\[ \ln \left ( \cos y^{\prime }\right ) +y^{\prime }\tan y^{\prime }=y \] Solving for \(y\) gives\begin {align} y & =\ln \left ( \cos p\right ) +p\tan p\tag {1}\\ y & =xf+g\nonumber \\ & =g \tag {1A} \end {align}
Where \(f=0\) and \(g\left ( p\right ) =\ln \left ( \cos p\right ) +p\tan p\). Important note: This ode has \(f=0\) which is strictly speaking is not of the form \(y=xf\left ( p\right ) +g\left ( p\right ) \). But Maple says this is dAlembert. This is why it is included. I should make special case dAlmbert classification to handle this special case.

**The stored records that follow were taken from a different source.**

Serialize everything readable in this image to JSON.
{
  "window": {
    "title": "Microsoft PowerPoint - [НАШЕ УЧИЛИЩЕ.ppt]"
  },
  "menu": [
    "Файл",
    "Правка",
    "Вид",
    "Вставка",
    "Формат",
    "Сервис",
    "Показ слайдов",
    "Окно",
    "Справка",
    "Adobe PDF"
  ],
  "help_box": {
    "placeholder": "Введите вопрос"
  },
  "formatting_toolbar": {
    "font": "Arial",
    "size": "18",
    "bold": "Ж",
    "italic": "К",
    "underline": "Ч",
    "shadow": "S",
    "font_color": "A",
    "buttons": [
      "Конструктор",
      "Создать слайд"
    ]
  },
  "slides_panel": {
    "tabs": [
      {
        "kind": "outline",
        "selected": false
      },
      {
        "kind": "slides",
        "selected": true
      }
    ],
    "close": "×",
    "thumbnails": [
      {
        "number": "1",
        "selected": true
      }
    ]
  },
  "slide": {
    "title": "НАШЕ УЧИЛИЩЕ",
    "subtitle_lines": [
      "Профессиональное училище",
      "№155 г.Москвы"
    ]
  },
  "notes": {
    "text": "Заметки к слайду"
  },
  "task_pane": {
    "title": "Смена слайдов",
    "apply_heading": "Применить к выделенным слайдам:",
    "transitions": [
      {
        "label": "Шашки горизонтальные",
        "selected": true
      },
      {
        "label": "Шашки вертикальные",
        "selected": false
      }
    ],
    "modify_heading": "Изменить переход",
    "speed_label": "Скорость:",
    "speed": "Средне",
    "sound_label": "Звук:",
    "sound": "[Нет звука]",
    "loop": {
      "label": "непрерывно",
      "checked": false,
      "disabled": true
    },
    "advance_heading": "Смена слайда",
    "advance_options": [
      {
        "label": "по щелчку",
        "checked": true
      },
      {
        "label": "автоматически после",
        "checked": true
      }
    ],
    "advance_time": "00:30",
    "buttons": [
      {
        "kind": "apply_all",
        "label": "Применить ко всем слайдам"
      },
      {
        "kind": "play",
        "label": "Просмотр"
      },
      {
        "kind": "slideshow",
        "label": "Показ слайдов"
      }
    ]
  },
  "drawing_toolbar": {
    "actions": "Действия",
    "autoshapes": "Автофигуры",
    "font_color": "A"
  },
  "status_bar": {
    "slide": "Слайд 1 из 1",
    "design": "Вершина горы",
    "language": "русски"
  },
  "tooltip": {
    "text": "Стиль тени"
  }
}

Taking derivative of (1A) w.r.t. \(x\) gives\begin {align} p & =\frac {dg}{dp}\frac {dp}{dx}\nonumber \\ p & =\left ( -\frac {\sin p}{\cos p}+\tan p+p\left ( 1+\tan ^{2}p\right ) \right ) \frac {dp}{dx}\nonumber \\ p & =\left ( -\tan p+\tan p+p\left ( 1+\tan ^{2}p\right ) \right ) \frac {dp}{dx}\nonumber \\ p & =p\left ( 1+\tan ^{2}p\right ) \frac {dp}{dx}\nonumber \\ 1 & =\left ( 1+\tan ^{2}p\right ) \frac {dp}{dx} \end {align}
The singular solution is found by setting \(\frac {dp}{dx}=0\) which does not result in solution.
The general solution is found by finding \(p\) from (2). Since (2) is not linear in \(p\), then inversion is needed. Writing (1) as\begin {align*} \frac {dx}{dp} & =1+\tan ^{2}p\\ dx & =\left ( 1+\tan ^{2}p\right ) dp \end {align*}
Integrating gives\begin {align*} x & =\tan p+c\\ p & =\arctan \left ( x-c\right ) \end {align*}
Substituting the above in (1) gives the solution\begin {align*} y & =\ln \left ( \cos p\right ) +p\tan p\\ & =\ln \left ( \cos \left ( \arctan \left ( x-c\right ) \right ) \right ) +\left ( \arctan \left ( x-c\right ) \right ) \tan \left ( \arctan \left ( x-c\right ) \right ) \\ & =\ln \left ( \cos \left ( \arctan \left ( x-c\right ) \right ) \right ) +\left ( x-c\right ) \arctan \left ( x-c\right ) \end {align*}
This ode also have solution \(y=0\).